Gov. Tim Pawlenty has taken a drubbing from hunters for not tracking down a deer he shot on opening day of Minnesota's firearm deer season.
A headline on deerhuntingchat.com calls the possible presidential candidate a "slob hunter" for wounding a deer on Nov. 7 and then leaving for a Republican fundraiser in Iowa before the animal could be found.
One contributor wrote: "What kind of slob hunter goes out opening morning and shoots a deer knowing full well you won't have time to retrieve it or tend to it? One whose presidential ambitions override his hunting ethics, that's what kind."
The-deer-hunting-guide.com says: "A responsible hunter, who is also an ethical hunter, will be prepared to spend hours trailing a wounded deer; even come back the next day if needed. You must make every effort to retrieve a wounded animal. It's the right ethical thing to do."
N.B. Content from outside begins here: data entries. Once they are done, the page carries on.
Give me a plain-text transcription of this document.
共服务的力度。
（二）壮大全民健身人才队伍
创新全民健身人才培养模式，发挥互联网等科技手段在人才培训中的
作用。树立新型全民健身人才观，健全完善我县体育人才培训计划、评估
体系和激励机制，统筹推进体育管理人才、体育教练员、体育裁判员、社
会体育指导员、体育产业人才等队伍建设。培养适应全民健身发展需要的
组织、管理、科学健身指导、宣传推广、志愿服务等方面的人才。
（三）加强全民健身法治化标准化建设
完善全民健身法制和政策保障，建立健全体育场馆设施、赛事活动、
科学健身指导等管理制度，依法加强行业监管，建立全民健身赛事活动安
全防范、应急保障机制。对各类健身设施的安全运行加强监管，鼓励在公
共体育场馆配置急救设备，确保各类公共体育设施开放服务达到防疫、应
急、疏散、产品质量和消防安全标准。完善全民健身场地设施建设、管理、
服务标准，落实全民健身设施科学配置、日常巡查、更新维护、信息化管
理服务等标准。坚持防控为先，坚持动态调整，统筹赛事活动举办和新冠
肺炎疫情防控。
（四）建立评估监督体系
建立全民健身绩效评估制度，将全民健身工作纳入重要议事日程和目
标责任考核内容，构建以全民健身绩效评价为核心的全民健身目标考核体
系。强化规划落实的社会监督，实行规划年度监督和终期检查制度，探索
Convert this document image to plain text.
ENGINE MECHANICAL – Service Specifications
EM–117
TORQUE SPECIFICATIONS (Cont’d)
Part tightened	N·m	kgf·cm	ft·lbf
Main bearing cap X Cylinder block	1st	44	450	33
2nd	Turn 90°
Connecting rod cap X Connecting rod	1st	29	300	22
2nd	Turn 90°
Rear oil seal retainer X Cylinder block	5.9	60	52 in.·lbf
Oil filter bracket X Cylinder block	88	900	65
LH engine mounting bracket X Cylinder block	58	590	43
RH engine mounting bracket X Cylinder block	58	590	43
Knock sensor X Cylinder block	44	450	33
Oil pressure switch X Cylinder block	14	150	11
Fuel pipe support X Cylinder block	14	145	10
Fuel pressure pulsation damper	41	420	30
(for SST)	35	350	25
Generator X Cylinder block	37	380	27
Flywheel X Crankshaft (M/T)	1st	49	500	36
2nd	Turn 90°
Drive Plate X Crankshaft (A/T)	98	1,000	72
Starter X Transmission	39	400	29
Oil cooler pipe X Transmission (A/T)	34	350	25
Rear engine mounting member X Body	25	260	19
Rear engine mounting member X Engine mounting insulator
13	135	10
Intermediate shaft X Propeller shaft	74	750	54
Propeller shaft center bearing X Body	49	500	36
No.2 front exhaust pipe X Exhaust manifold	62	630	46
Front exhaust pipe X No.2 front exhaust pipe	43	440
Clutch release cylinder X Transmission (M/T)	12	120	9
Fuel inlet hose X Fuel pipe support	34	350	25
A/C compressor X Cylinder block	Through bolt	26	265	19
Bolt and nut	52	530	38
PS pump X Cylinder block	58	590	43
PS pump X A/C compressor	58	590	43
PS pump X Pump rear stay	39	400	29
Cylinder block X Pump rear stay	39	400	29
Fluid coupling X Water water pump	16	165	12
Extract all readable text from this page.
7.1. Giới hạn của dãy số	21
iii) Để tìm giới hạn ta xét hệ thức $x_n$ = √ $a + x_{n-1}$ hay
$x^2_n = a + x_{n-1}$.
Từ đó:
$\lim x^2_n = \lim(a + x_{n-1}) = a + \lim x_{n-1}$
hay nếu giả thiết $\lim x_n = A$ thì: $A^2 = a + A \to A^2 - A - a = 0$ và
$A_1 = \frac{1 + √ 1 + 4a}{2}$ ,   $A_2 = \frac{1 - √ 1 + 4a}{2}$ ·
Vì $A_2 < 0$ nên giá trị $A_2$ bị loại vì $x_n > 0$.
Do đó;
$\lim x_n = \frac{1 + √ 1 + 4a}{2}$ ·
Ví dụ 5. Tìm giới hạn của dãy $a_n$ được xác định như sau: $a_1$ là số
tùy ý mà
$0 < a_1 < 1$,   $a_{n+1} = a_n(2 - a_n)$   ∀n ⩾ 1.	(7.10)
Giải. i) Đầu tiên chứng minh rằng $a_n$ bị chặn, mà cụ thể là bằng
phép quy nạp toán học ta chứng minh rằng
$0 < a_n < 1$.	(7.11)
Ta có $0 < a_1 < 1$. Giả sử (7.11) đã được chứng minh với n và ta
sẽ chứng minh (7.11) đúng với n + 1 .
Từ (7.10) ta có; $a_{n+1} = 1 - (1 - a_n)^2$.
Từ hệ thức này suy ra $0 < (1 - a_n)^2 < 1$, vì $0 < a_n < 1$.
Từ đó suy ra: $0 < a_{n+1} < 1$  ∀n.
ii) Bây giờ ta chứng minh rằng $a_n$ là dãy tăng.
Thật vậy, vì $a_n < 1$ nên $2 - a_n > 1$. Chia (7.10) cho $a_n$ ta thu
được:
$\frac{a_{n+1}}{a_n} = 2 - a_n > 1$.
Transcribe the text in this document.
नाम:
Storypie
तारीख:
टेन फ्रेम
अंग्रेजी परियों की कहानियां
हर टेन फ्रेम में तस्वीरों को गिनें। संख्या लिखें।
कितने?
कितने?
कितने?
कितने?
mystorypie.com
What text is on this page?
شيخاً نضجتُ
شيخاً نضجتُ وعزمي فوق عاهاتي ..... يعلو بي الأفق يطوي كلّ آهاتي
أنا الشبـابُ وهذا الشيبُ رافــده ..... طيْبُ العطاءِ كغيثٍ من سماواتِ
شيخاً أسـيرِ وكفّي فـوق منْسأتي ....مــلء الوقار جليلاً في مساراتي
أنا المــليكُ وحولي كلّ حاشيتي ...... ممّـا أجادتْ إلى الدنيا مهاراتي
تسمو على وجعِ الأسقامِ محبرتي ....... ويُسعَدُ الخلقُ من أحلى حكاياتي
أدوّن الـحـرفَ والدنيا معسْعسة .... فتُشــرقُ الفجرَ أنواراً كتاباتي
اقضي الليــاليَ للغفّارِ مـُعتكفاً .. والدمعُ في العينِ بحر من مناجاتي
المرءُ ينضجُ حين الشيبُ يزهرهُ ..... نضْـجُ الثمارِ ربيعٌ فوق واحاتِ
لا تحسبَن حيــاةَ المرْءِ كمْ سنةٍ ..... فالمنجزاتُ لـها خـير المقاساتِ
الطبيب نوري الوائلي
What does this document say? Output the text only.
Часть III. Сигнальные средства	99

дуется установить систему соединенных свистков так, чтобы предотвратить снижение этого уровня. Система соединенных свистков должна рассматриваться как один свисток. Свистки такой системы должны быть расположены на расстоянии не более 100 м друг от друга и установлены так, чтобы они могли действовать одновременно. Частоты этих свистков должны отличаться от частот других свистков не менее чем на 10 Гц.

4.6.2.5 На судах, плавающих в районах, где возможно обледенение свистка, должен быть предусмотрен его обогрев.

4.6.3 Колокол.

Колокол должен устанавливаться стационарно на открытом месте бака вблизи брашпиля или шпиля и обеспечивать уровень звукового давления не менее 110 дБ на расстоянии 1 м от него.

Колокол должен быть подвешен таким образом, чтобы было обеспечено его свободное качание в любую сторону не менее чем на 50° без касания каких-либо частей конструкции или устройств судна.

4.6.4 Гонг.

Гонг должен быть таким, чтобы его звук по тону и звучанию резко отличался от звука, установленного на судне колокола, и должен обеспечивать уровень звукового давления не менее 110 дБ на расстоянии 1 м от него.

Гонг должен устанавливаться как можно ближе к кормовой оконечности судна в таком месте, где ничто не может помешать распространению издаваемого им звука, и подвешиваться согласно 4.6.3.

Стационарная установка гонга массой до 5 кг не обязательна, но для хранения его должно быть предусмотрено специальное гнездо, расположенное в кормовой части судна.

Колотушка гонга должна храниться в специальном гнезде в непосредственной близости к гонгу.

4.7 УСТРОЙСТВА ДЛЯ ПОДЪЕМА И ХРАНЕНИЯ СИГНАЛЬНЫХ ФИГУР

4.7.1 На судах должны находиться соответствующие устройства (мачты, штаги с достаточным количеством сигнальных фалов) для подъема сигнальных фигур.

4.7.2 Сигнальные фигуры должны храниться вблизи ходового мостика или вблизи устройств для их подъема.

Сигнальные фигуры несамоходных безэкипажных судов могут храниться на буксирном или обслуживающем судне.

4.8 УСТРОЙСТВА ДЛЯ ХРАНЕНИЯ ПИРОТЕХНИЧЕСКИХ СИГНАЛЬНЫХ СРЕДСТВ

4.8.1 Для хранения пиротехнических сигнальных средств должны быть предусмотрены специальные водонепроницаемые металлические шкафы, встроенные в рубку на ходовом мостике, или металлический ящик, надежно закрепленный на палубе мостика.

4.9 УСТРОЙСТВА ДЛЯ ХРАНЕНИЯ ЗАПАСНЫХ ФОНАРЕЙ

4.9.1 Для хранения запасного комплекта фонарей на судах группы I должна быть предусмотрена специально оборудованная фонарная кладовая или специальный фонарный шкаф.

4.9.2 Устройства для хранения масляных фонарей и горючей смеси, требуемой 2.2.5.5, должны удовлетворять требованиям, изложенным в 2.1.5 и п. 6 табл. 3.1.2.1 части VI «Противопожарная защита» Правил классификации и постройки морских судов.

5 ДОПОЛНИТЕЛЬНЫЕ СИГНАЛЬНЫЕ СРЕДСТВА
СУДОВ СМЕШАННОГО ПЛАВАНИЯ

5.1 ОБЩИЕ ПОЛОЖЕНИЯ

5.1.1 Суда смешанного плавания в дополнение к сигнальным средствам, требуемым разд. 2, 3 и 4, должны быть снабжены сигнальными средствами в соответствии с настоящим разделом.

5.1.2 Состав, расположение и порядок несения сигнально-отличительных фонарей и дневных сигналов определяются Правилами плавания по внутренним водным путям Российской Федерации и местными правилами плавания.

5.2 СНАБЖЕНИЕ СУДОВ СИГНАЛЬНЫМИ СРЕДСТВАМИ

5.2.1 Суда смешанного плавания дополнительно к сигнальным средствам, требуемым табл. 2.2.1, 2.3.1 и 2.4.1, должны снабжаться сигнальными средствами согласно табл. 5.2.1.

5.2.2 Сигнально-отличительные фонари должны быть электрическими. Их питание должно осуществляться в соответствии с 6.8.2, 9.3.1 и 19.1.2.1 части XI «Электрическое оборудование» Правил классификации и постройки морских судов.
Mark Johnson, executive director of the Minnesota Deer Hunters Association and an organizer of last weekend's hunt, said Pawlenty and his hunting party did everything they could to find the animal.
After the governor shot the deer at 7 a.m. from more than 200 yards away, he and his brother Dan, an accomplished hunter, went to where they last saw the animal.
Finding blood but no deer, they returned to base camp for breakfast and to consider their next move.
Due in Iowa that night for a fundraiser, Pawlenty left while others took up the search. By dusk they had found nothing and stopped. There has been no sign of the animal since.